I've been with my financial planner at Morgan Stanley for about 13 years. She has been really great to me, calling to check on me, reminding me to invest, teaching me about funds, giving me lots of sober advice. I feel lucky to have her because I'm not a wealthy guy and normally her clients have much more money under management than I do (I happened to get passed to her when my original advisor quit.)
My problem is I've been learning a lot that makes me concerned I'm not earning the returns I need to retire on time. For example, I found out my fees are 1.45 percent which is pretty high. I thought I could live with that because her guidance and advice is valuable to me. But I've also learned that managed funds (which is what she has my money in) almost always underperform the market, like 90% of the time; a fund manager just can't reliably beat the overall market returns. And even if they do, they have to beat the market by a lot to also make up for that management fee they charge. I've been learning about John Bogle and low-cost index funds and that really seems a way to shrink my fees drastically, while also earning steady market returns.

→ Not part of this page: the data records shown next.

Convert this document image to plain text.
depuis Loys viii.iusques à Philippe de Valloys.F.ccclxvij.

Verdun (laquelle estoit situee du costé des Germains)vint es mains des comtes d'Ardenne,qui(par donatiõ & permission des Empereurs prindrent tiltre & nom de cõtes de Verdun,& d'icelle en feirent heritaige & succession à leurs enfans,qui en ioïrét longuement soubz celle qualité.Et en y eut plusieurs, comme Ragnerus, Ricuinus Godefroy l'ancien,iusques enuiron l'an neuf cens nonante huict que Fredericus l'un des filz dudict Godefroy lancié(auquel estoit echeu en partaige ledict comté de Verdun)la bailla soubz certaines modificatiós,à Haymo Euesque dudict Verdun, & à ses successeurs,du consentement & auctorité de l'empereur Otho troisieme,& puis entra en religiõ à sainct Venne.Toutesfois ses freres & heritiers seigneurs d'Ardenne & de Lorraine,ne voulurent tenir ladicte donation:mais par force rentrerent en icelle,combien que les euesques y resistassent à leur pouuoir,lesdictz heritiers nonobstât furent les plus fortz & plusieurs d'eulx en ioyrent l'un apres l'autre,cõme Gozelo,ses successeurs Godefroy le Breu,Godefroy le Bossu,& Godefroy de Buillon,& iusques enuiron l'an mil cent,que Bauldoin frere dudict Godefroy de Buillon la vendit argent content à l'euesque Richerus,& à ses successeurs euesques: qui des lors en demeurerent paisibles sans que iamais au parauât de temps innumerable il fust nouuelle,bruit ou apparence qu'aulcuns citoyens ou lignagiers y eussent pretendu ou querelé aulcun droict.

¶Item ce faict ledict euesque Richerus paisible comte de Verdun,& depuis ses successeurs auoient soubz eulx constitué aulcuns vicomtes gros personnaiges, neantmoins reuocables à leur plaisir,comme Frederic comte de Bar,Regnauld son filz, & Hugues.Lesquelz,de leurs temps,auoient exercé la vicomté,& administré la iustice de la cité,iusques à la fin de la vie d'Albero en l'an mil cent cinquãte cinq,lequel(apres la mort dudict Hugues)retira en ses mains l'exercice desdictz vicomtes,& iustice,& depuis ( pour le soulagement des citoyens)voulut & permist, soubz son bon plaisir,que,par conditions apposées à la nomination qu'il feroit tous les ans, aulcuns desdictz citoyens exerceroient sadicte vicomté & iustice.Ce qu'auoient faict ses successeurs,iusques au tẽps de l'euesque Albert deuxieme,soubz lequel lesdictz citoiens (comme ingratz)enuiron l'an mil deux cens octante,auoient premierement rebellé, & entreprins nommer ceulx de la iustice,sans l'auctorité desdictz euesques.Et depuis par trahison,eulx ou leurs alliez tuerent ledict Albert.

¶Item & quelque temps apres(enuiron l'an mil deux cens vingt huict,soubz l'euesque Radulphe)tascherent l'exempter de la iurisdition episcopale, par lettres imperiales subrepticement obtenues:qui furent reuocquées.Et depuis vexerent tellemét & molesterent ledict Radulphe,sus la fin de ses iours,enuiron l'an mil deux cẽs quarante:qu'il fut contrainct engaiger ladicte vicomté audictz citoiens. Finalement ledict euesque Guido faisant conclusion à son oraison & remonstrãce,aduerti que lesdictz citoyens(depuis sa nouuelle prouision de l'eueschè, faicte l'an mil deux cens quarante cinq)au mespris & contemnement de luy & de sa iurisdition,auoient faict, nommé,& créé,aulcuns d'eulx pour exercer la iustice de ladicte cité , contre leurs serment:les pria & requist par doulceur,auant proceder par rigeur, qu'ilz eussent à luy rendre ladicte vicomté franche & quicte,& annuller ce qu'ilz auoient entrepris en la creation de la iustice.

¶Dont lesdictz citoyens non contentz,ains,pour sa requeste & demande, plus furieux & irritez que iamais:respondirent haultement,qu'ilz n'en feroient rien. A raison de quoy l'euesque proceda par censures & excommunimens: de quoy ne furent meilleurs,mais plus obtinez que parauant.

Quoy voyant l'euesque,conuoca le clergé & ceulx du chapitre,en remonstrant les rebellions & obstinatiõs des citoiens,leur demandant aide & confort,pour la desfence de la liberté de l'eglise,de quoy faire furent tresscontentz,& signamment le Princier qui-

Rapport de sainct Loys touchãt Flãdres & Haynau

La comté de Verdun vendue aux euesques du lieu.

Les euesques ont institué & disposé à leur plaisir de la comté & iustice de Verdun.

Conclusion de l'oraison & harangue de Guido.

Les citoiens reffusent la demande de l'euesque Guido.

My fiancé says I should just talk to her and tell her I want to do, and it's just business. I'm hesitating because I don't want to lose her as a resource, and I also wonder what if my managed fund happens to be one of the lucky few that does beat the market? Is there an easy/understandable way I can see if my fund ("Trak") is really a good one or just mediocre?
I'm concerned about making a mistake and because I'm in my 40s, I don't have endless years to make up what I'll need in my 60s.
Has anyone else made the move from high-fee managed funds to index funds? Was it a good idea? Anything I should know or do to not be sorry later?
Thanks in advance for any advice or perspective!